I like making lasagna rolls instead of a regular lasagna for several reasons. One: I feel like it's much cleaner to serve. Two: I can easily portion it out for dinner and lunch. Three: They are cuter. Yeah, that is totally a reason.
Lasagna Rolls (makes six rolls):
For cheese filling:
1 beaten egg
2 cups ricotta cheese
1 cup mozzarella cheese, shredded
1/4 cup Parmesan cheese, grated
6 lasagna noodles
1 jar of pasta sauce (about 24 ounces)
This recipe is from the Lasagna recipe in my Better Homes and Gardens cookbook. I don't usually make the meat sauce that is included, I feel like we eat so much meat already.

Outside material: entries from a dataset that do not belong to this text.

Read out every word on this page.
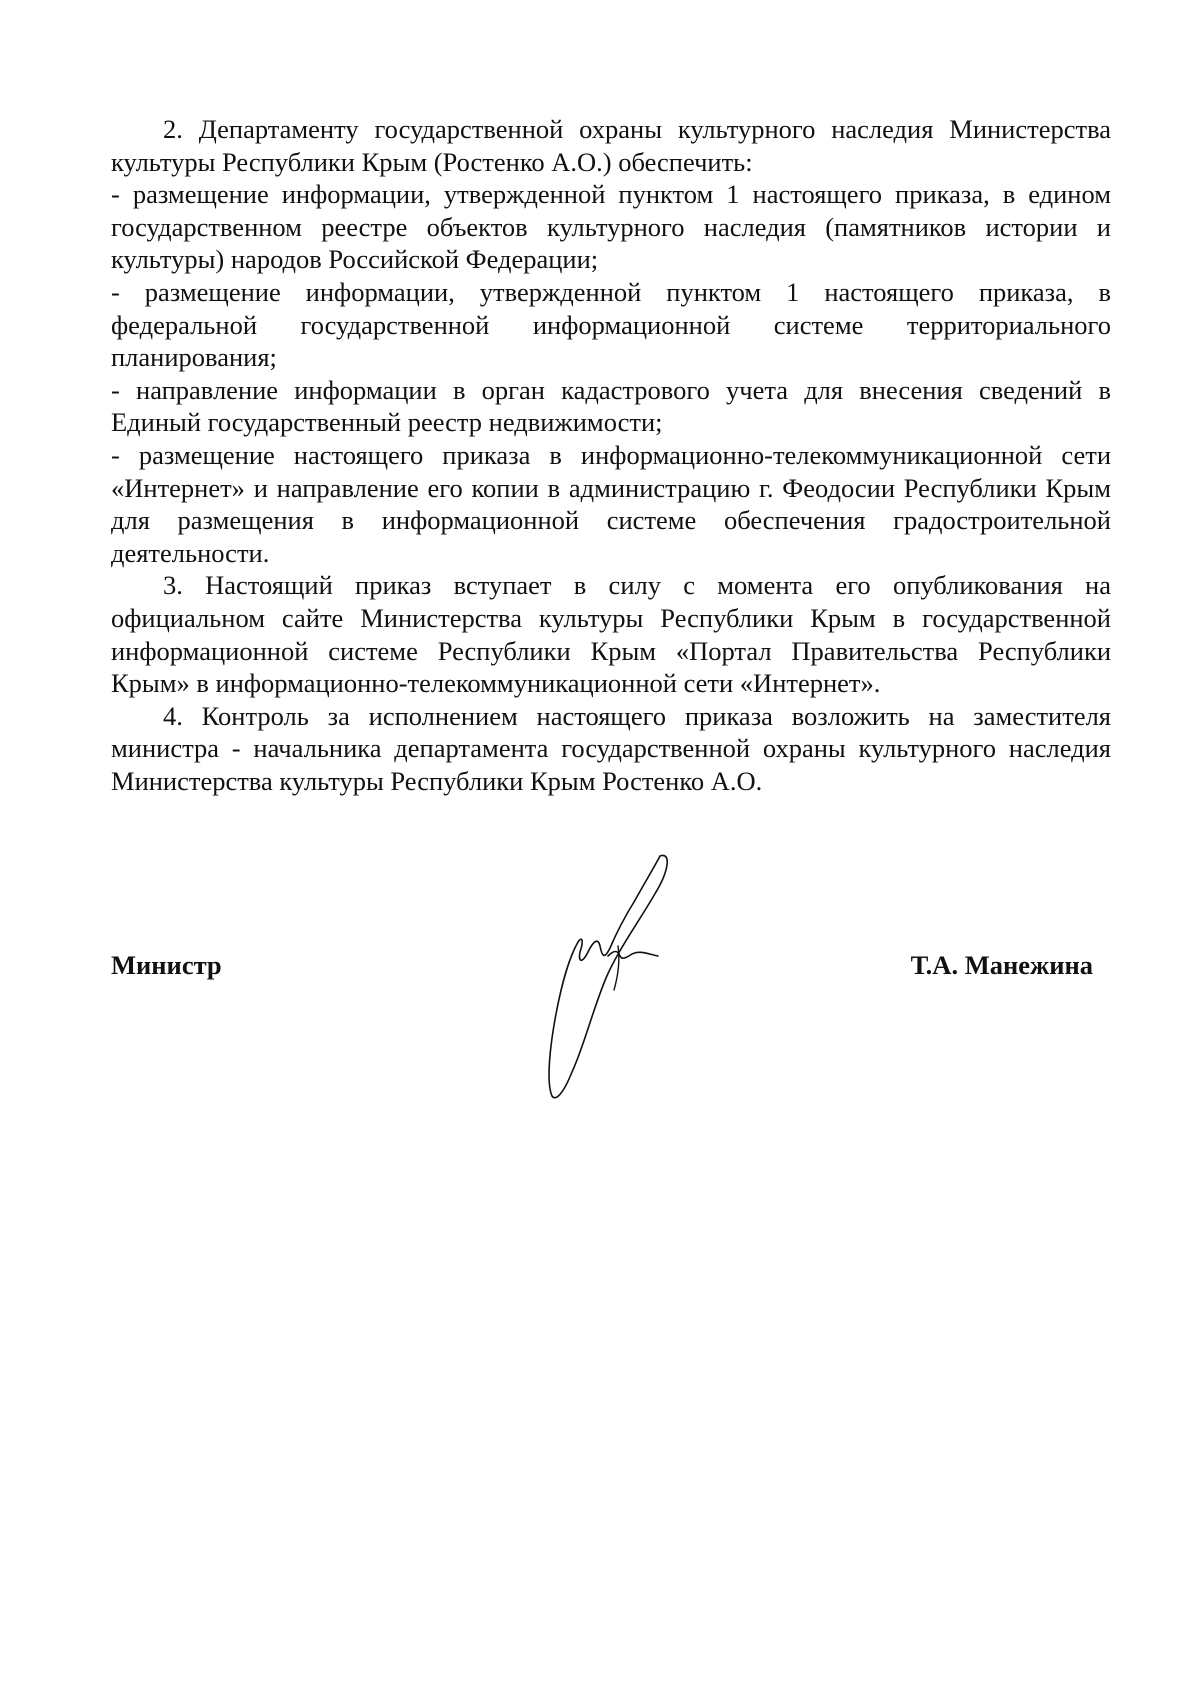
2. Департаменту государственной охраны культурного наследия Министерства культуры Республики Крым (Ростенко А.О.) обеспечить:

- размещение информации, утвержденной пунктом 1 настоящего приказа, в едином государственном реестре объектов культурного наследия (памятников истории и культуры) народов Российской Федерации;

- размещение информации, утвержденной пунктом 1 настоящего приказа, в федеральной государственной информационной системе территориального планирования;

- направление информации в орган кадастрового учета для внесения сведений в Единый государственный реестр недвижимости;

- размещение настоящего приказа в информационно-телекоммуникационной сети «Интернет» и направление его копии в администрацию г. Феодосии Республики Крым для размещения в информационной системе обеспечения градостроительной деятельности.

3. Настоящий приказ вступает в силу с момента его опубликования на официальном сайте Министерства культуры Республики Крым в государственной информационной системе Республики Крым «Портал Правительства Республики Крым» в информационно-телекоммуникационной сети «Интернет».

4. Контроль за исполнением настоящего приказа возложить на заместителя министра - начальника департамента государственной охраны культурного наследия Министерства культуры Республики Крым Ростенко А.О.

Министр	Т.А. Манежина
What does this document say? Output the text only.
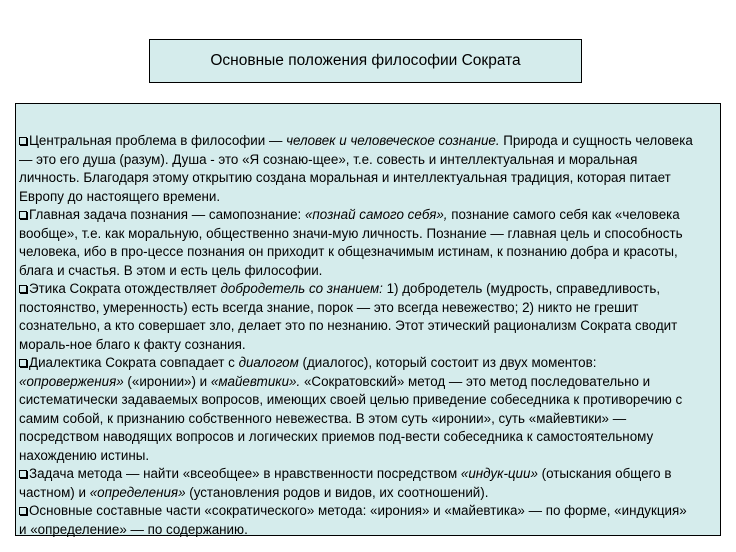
Основные положения философии Сократа

Центральная проблема в философии — человек и человеческое сознание. Природа и сущность человека — это его душа (разум). Душа - это «Я сознаю-щее», т.е. совесть и интеллектуальная и моральная личность. Благодаря этому открытию создана моральная и интеллектуальная традиция, которая питает Европу до настоящего времени.

Главная задача познания — самопознание: «познай самого себя», познание самого себя как «человека вообще», т.е. как моральную, общественно значи-мую личность. Познание — главная цель и способность человека, ибо в про-цессе познания он приходит к общезначимым истинам, к познанию добра и красоты, блага и счастья. В этом и есть цель философии.

Этика Сократа отождествляет добродетель со знанием: 1) добродетель (мудрость, справедливость, постоянство, умеренность) есть всегда знание, порок — это всегда невежество; 2) никто не грешит сознательно, а кто совершает зло, делает это по незнанию. Этот этический рационализм Сократа сводит мораль-ное благо к факту сознания.

Диалектика Сократа совпадает с диалогом (диалогос), который состоит из двух моментов: «опровержения» («иронии») и «майевтики». «Сократовский» метод — это метод последовательно и систематически задаваемых вопросов, имеющих своей целью приведение собеседника к противоречию с самим собой, к признанию собственного невежества. В этом суть «иронии», суть «майевтики» — посредством наводящих вопросов и логических приемов под-вести собеседника к самостоятельному нахождению истины.

Задача метода — найти «всеобщее» в нравственности посредством «индук-ции» (отыскания общего в частном) и «определения» (установления родов и видов, их соотношений).

Основные составные части «сократического» метода: «ирония» и «майевтика» — по форме, «индукция» и «определение» — по содержанию.
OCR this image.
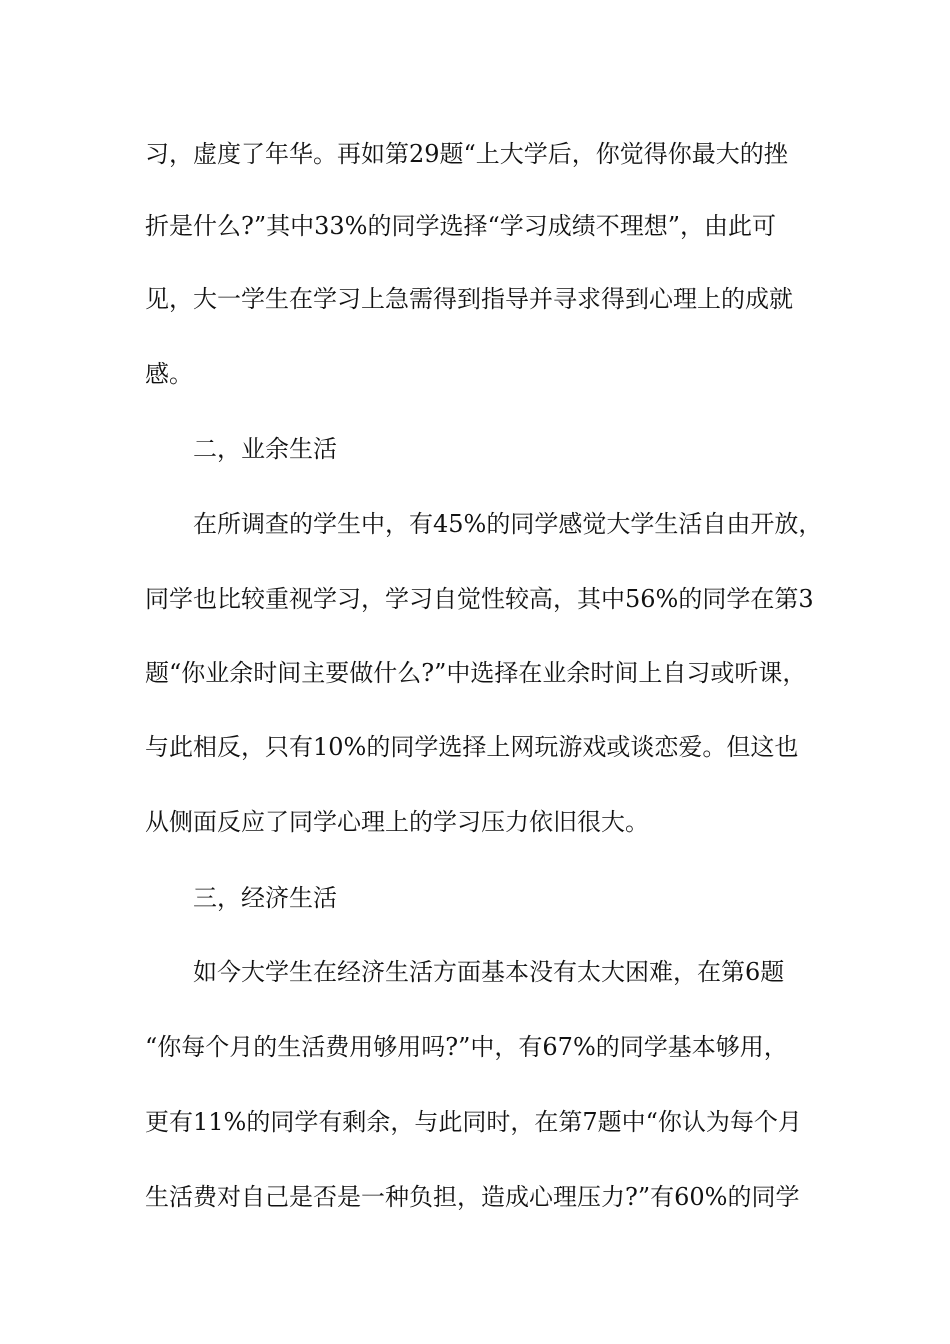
习，虚度了年华。再如第29题“上大学后，你觉得你最大的挫
折是什么?”其中33%的同学选择“学习成绩不理想”，由此可
见，大一学生在学习上急需得到指导并寻求得到心理上的成就
感。
二，业余生活
在所调查的学生中，有45%的同学感觉大学生活自由开放，
同学也比较重视学习，学习自觉性较高，其中56%的同学在第3
题“你业余时间主要做什么?”中选择在业余时间上自习或听课，
与此相反，只有10%的同学选择上网玩游戏或谈恋爱。但这也
从侧面反应了同学心理上的学习压力依旧很大。
三，经济生活
如今大学生在经济生活方面基本没有太大困难，在第6题
“你每个月的生活费用够用吗?”中，有67%的同学基本够用，
更有11%的同学有剩余，与此同时，在第7题中“你认为每个月
生活费对自己是否是一种负担，造成心理压力?”有60%的同学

Pre-heat oven to 375 degrees.
Cook six lasagna noodles according to package directions.
Mix together the cheese filling while the noodles cook.
Layer the bottom of your baking dish with some of the sauce.
Assemble your noodles (cheese mixture and sauce), roll, and place seam side down into the baking dish.
Cover with the rest of the sauce.
Sprinkle with mozzarella cheese and or Parmesan cheese
Tent loosely with foil.
Place in oven for about 35 min
1 or more cloves of garlic (depends on how much you like garlic. I love the stuff so I usually use at least two)
1 stick of salted butter
Mince garlic (I do this in a food processor), add a stick of butter, process until mixed together. If you make more than you need, it freezes nicely.
I melted the butter and dunked each crescent piece into it and then rolled them up. Cooked according to package directions. Normally I like to use french bread for garlic bread but this is what I had on hand.